Mordecai blinked at him. That was a sound he hadn’t heard in a while. He twitched a small smile, then he suppressed it and turned to Sanaam, “You will get no frosting and no cake. And if you insist on continuing this fiasco…”
“I do,” Sanaam said, grinning.
“Then you will get no whatever-else-is-inflicted-upon-me tomorrow.”
“I’m satisfied with the state of things,” Sanaam said.
“Smug bastard,” Mordecai said. He turned back to Maggie. “You are allowed cake but you are not to enjoy it.”
“Okay, good luck with that,” said Maggie, making intimate acquaintance with the mixer.
◈◈◈
Hyacinth paled and pushed her plate away at dinner. “Mordecai, you have put sugar in the salt shaker.”
“No,” he said.
“Or, possibly,” he allowed. “Oh, just let me see your plate. Whichever it is, I’ll fix it. I think I can get most of it.”
“You are touching my tuna salad,” Hyacinth said.
“Aren’t you intending on eating my chocolate cake?” he replied.
“You know, I’m beginning to have second thoughts about it.”
“This is the strangest innuendo I have ever heard,” Sanaam said.
“What’s innuendo?” Erik asked.
“A three-headed monster,” Sanaam replied. “Remind me to draw it for you.”
◈◈◈
Breakfast was a cinnamon roll. He refused to sit down at the park.

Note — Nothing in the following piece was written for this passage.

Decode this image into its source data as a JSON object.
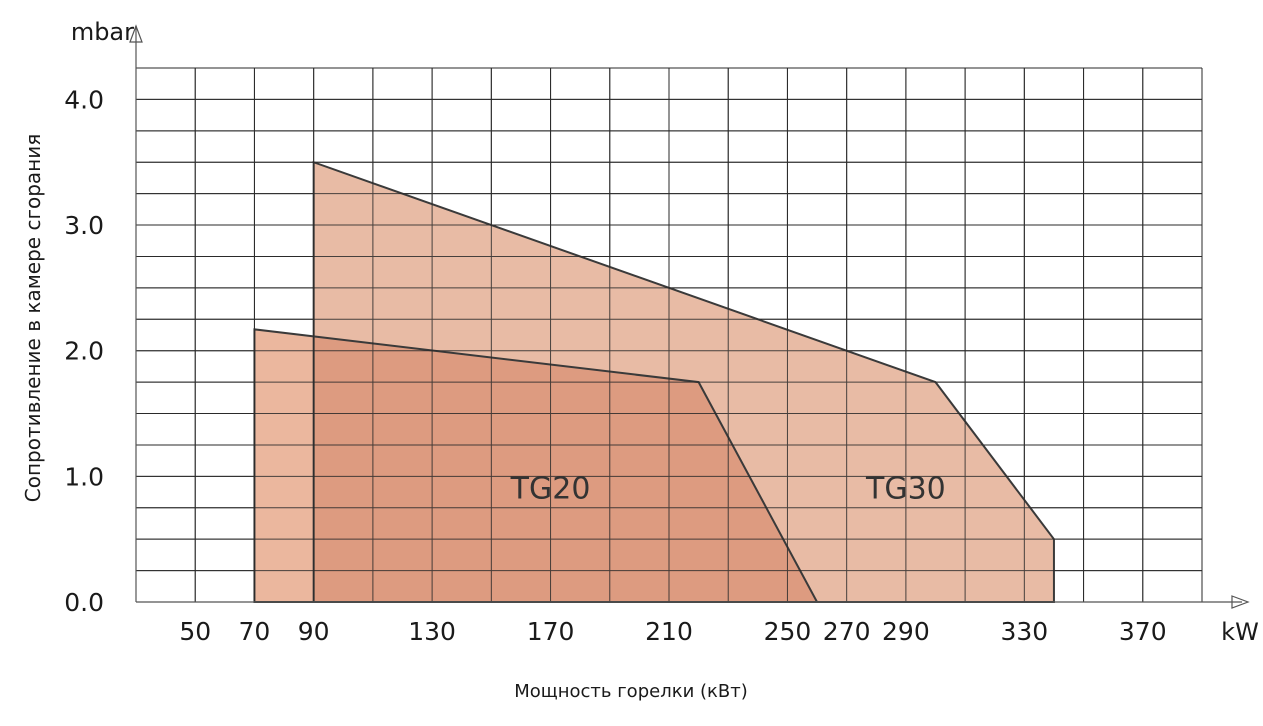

“All right. We did not start it. It started near us, so we joined it. I was in a band. We… This girl and I were in a band. It was a cover band and not very good and we played a lot of awful places… One in particular, which you must’ve heard of already.”
She nodded. “Marie…”
He plowed over her, “Right. Everyone involved was very young and stupid and we didn’t want there to be poor people anymore. It got out of hand. We accomplished nothing, but a lot of people died. It was incredibly stupid. There was a lot of liquor involved. That’s all.”
“What? No tactics or anything?” Maggie said. “Street warfare? Barricades? What the heck were you doing?”
“Street warfare and barricades, absolutely no tactics. And I have no idea what was going on for any of it, so don’t ask me.”
“Did you kill anyone?”
He sighed. “Yes. Unfortunately.”
“Lots?” She doubted it. She couldn’t even picture it.
“No, not lots.” He shook his head. “Not until later.”
“Can I have that…”
“No.” He overrode her, “And not even tomorrow. Never. Now, what’s our shopping budget?”
“Five sinqs.”
“Great! Let’s plan dinner and starve your father.”